No mortgages to meet increased buyer interest


On the back of falling house prices for the past 18 months, the number of people looking to buy property rose for the third month in a row in January, according to the Royal Institute for Chartered Surveyors. But whether this increased interest will translate into actual sales remains to be seen, given the ongoing difficulties in the mortgage market.


[UKPRwire, Tue Feb 17 2009] On the back of falling house prices for the past 18 months, the number of people looking to buy property rose for the third month in a row in January, according to the Royal Institute for Chartered Surveyors. But whether this increased interest will translate into actual sales remains to be seen, given the ongoing difficulties in the mortgage market.

Whereas some 18 months ago there were more than 15,500 mortgage deals on offer, currently there are only 1,542, which clearly reflects the continuing reluctance of banks and building societies to lend money in the wake of the credit crisis.

The great majority of property transactions are taking place when the buyer has a substantial deposit and presents less of a risk to lenders.

But for those wanting to borrow 95% of the property’s value, they will find only three deals available, compared to over 1,000 in July 2007. Most lenders now require people to have at least a 40% deposit, which works out to around £60,000 for an average priced house. As very few first-time buyers have that kind of deposit, this means that the vast majority of them are unable to get a mortgage and therefore are not in a position to take advantage of the falling house prices. And without first-time buyers the market will find recovery impossible.

According to Halifax, house prices rose in January for the first time in a year, though overall they are down 17% year on year, and a total drop of 40% is forecast by the Centre for Economics and Business Research (CEBR) unless more steps are taken by the government to boost lending. This scenario raises the spectre of more negative equity, as homeowners see the value of their home falling to lower than what they paid for it.

The number of agreed sales over the past three months represents a 30-year low, although this figure has stabilised at an average of less than three transactions per estate agent. Some 10% more surveyors are optimistic that the number of transactions will pick up rather than fall in the coming months.

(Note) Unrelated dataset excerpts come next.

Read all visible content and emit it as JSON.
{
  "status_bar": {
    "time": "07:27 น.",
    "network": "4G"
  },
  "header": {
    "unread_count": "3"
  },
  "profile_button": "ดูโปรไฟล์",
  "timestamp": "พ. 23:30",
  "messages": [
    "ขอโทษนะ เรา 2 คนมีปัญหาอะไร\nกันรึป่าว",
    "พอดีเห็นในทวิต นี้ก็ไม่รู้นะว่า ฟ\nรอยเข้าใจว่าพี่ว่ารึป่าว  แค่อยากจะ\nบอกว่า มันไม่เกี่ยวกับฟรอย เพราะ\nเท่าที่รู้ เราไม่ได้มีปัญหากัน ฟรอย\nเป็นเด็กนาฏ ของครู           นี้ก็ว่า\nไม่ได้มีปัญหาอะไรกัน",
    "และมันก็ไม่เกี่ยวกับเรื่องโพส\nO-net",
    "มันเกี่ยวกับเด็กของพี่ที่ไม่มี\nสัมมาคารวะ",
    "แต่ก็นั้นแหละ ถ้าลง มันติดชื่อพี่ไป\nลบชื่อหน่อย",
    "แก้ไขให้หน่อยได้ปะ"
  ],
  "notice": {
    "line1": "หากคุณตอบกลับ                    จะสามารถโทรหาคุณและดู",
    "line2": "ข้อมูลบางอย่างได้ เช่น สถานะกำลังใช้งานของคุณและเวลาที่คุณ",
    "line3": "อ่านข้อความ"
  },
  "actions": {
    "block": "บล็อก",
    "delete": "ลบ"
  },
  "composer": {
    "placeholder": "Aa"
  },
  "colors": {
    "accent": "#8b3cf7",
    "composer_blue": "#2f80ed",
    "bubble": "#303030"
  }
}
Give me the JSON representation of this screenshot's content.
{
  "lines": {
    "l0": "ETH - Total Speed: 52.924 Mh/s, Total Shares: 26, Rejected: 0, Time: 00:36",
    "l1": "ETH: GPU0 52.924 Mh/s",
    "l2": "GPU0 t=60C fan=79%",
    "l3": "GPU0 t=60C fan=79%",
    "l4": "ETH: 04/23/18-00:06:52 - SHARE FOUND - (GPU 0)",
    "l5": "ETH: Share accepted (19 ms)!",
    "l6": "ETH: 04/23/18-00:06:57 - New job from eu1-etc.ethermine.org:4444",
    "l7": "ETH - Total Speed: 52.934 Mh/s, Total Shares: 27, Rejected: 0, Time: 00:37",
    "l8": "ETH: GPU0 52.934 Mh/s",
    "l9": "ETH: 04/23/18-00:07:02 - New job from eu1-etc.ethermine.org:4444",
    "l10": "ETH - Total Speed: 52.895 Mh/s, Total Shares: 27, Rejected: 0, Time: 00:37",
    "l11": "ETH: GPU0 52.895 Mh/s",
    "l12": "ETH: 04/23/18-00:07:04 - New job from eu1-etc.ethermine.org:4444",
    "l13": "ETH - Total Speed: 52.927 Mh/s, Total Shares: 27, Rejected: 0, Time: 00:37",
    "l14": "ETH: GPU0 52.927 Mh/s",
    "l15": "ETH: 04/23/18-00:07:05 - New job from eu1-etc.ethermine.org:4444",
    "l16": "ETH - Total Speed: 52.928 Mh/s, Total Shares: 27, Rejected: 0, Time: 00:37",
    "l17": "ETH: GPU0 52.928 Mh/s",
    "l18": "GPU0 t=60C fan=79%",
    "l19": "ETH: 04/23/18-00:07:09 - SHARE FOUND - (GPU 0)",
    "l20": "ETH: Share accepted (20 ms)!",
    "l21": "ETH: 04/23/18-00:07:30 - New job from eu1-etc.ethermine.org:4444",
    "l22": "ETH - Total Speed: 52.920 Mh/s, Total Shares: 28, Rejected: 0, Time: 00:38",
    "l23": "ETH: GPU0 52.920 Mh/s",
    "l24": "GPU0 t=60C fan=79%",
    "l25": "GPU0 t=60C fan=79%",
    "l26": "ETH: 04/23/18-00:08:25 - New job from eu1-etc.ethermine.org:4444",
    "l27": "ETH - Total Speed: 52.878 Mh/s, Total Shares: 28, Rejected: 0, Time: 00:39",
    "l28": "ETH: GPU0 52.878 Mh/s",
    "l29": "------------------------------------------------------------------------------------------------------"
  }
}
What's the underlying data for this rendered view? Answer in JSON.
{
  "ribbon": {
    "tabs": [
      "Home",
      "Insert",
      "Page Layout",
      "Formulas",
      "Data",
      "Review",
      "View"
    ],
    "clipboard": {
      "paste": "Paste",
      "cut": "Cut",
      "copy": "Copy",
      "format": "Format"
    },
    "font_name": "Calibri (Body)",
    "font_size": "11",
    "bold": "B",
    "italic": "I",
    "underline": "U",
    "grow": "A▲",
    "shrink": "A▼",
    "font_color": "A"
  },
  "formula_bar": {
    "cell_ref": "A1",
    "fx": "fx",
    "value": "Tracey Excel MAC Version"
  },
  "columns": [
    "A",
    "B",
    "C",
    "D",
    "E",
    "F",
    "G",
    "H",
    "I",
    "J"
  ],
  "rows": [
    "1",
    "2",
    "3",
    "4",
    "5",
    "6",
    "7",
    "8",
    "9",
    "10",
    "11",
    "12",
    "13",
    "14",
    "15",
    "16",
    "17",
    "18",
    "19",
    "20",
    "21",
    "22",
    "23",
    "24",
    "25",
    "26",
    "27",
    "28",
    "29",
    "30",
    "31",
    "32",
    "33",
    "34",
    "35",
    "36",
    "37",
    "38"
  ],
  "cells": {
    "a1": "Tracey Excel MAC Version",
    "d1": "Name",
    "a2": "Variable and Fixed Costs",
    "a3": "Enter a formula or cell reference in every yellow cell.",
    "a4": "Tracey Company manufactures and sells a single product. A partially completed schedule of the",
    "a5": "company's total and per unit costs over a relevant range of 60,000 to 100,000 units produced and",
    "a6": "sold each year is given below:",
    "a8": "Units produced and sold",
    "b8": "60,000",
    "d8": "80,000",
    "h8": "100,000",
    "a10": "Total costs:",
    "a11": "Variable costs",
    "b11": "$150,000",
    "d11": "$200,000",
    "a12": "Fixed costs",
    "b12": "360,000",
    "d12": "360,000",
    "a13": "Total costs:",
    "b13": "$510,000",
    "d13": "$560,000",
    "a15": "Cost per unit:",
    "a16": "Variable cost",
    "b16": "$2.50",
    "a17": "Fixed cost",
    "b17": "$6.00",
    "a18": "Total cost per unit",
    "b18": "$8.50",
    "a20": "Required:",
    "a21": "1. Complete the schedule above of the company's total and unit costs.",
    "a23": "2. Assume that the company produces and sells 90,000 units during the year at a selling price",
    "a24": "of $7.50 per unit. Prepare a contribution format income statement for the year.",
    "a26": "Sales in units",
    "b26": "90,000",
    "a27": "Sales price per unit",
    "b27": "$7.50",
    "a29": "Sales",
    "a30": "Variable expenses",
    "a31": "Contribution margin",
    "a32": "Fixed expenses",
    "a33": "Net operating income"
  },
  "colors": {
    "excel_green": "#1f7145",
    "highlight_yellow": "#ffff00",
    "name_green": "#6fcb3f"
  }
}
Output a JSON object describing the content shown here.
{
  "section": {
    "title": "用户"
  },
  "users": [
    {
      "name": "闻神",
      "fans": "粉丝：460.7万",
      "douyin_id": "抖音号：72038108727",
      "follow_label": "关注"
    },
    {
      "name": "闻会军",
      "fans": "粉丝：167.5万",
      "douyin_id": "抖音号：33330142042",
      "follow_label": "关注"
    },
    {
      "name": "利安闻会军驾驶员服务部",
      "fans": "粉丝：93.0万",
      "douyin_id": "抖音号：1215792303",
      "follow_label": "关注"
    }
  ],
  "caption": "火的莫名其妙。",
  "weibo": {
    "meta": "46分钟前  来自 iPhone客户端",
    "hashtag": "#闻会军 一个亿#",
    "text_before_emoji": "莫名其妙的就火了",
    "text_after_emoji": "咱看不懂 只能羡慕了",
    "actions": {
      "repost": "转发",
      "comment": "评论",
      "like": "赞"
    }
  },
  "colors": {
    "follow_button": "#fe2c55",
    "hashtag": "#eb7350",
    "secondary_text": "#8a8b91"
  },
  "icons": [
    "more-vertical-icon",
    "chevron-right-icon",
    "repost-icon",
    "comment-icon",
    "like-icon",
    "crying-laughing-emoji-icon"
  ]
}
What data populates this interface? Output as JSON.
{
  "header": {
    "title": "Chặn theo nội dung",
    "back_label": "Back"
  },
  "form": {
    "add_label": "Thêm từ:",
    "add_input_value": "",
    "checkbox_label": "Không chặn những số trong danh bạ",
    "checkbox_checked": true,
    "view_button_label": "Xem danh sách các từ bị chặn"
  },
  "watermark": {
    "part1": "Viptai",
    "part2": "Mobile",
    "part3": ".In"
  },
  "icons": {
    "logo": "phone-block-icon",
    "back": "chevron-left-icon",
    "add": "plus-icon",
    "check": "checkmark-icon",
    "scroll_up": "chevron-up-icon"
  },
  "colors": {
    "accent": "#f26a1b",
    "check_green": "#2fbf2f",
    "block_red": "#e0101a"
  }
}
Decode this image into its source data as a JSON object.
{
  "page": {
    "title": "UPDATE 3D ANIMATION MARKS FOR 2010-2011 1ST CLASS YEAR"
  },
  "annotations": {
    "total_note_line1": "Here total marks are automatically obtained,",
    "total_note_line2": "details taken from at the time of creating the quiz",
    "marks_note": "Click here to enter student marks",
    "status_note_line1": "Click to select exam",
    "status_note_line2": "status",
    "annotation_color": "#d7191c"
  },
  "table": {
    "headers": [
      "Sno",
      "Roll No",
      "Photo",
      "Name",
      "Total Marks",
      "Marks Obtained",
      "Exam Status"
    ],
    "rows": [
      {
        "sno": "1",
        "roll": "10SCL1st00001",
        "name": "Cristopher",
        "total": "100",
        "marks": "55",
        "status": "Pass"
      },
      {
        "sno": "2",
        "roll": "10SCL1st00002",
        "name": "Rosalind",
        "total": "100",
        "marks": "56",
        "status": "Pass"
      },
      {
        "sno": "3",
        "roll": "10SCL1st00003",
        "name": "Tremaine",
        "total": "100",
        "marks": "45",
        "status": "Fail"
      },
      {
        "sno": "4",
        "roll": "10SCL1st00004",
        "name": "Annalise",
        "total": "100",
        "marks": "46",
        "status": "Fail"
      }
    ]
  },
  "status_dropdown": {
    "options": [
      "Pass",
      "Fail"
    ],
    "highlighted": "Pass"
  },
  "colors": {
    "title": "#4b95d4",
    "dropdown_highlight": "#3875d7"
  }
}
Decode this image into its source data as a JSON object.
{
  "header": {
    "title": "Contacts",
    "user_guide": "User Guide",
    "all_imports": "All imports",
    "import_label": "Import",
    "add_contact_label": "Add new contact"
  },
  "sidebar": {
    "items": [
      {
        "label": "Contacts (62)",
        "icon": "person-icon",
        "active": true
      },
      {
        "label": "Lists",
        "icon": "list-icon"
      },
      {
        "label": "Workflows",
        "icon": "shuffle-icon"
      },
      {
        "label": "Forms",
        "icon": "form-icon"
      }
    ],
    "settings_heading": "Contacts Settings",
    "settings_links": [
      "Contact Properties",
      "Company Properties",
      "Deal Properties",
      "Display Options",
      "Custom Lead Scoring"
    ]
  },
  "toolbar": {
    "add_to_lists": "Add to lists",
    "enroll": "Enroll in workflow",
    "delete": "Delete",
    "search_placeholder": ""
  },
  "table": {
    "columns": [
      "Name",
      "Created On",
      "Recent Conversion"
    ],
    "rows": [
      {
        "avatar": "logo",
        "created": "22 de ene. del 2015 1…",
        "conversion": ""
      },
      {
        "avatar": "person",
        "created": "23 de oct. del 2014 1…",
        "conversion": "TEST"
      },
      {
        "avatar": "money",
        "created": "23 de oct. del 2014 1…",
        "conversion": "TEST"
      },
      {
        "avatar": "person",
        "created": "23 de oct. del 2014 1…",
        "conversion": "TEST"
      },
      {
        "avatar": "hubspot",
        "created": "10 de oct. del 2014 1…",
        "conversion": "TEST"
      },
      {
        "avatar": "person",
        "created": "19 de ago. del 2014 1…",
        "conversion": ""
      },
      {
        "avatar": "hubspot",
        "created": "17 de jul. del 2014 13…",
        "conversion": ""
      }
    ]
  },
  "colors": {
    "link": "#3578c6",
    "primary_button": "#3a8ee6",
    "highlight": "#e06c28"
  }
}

Notwithstanding this optimism and the increased interest from buyers, most analysts believe that the only way to inject new life into the housing market, whose collapse is at the heart of the credit crunch, is for the government to intervene directly to boost the mortgage market. A recovering housing market would also increase consumer confidence and benefit the economy overall, and for this to happen it is essential that banks resume lending.